Walking in a Winter Wonderland ...

Take your dog on enrichment walks before guests are due to arrive.  Allow your dog to sniff to his heart's content on these walks, as processing all those smells can be very mentally taxing. Choice can be a large enrichment factor as well, so allow your dog to choose the direction to walk in, too! 

If you're cramped for time, having multiple stuffed food toys prepared and ready to go is an easy way to balance both your dog's boundless energy and your need to socialize with family and friends. Stock up ahead of time on classic Kongs, marrow bones, West Paw zogoflex or toppl, Busy Buddy Twist n' Treat or barnacle toys, to name a few. Check out for recipe ideas of what to fill these toys with! 

SSDT Dog Trainer Leslie Roach's dog Ripley

SSDT Dog Trainer Leslie Roach's dog Ripley

There'll be parties for hosting ... 

Remind your dog what they should be doing when guests arrive. If your dog knows sit (or down) and stay, ask your dog to do that while guests enter your apartment. Remind your dog to sit when greeting guests, and reward your dog for compliance. You can have small dishes of treats in dog proof places so that your guests can ask your dog to perform basic commands as well. If your dog does not have a reliable sit, down, or stay, rely on management to prevent jumping or inappropriate behavior. Busy holiday gatherings are not the time to try to train your dog - instead have your dog crated in a quiet room with a high value kong, or have your dog on leash. 

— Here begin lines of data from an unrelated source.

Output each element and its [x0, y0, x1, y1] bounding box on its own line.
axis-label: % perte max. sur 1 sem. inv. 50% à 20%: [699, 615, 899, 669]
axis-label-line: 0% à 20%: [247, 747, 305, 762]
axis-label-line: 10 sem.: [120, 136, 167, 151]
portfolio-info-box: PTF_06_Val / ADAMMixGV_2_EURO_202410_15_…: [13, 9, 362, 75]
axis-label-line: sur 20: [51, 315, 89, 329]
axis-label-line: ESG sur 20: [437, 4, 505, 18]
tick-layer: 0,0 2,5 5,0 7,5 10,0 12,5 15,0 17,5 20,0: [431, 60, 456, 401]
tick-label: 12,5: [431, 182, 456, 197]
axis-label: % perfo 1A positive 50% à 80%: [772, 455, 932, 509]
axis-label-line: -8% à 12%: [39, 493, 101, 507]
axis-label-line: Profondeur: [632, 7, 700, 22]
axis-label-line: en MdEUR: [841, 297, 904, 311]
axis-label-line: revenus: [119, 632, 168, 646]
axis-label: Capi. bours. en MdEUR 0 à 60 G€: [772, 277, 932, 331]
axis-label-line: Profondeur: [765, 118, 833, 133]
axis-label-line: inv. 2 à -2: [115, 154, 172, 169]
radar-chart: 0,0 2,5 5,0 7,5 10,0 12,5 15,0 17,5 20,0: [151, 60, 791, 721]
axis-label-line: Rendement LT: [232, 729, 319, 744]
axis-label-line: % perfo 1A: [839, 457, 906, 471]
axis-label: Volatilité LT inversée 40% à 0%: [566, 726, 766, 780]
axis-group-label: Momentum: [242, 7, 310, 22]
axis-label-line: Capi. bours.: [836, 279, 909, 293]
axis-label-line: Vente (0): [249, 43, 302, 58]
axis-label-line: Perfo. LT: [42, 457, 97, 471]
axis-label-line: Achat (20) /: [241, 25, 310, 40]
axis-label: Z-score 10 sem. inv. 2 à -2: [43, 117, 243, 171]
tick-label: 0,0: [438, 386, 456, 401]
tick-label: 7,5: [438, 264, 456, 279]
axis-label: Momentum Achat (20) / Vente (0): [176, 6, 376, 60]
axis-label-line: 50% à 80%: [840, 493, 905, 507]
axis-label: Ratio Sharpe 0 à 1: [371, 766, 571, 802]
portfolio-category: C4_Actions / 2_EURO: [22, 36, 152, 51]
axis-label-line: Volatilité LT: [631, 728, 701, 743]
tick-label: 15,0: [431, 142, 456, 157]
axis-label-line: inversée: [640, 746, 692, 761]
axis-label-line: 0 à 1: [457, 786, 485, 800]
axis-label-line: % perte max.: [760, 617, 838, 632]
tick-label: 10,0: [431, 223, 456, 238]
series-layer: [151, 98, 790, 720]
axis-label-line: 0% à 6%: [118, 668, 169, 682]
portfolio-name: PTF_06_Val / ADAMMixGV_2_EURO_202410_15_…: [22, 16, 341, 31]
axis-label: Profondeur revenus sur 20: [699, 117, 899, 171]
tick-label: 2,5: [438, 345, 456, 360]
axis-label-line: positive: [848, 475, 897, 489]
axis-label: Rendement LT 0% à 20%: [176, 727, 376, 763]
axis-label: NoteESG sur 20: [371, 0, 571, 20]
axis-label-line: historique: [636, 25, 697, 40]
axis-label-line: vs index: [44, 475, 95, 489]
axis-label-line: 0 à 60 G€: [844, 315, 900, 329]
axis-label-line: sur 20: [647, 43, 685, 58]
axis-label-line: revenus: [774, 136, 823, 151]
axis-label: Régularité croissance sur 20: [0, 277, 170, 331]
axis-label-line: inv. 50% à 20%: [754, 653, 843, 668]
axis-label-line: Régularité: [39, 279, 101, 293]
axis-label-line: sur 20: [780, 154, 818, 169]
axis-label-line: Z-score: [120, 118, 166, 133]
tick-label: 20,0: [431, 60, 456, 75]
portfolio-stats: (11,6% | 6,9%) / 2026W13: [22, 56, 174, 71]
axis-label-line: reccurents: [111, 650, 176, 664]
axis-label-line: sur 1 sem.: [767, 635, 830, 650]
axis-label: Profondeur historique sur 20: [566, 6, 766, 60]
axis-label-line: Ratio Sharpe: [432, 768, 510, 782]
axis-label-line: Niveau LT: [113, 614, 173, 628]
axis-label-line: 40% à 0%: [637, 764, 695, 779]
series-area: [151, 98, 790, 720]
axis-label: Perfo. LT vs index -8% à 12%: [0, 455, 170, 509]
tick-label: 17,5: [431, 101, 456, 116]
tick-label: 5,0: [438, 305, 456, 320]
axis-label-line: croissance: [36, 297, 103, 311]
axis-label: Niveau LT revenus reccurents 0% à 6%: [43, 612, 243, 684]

Chestnuts roasting on an open fire ...

While Chestnuts are not toxic to dogs, poinsettias and mistletoe can be. Be sure to keep all decorations out of reach. Remember too that chocolate, grapes, raisins, and onions are toxic to dogs. Gifts that contain food should be left on tables out of reach of nosy dogs. Avoid feeding your dog table scraps as these foods can be too fatty and rich for your dog to digest safely. Have the ASPCA poison control phone number (888-426-4435) in plain sight in case anything goes wrong! 

There's No Place like Home for the Holidays ...

Travel can be very stressful for dogs and humans. If your dog is an anxious traveler, discuss with your veterinarian the potential for using an anti anxiety supplement or medication. Update your pet's identification tags and microchip with the correct information and make sure that your dog is up to date on all vaccinations. If you're traveling by plane, check your airline's website to familiarize yourself with their specific requirements. Tire your dog out before travel with physical and mental exercise. 

If your dog is meeting extended canine family for the first time, meet on neutral territory and take the dogs for a walk. If one or more dogs are un-socialized or not friendly, management via crating and rotating may be the easiest and least stressful option. 


Happy Holidays from the SSDT Team !!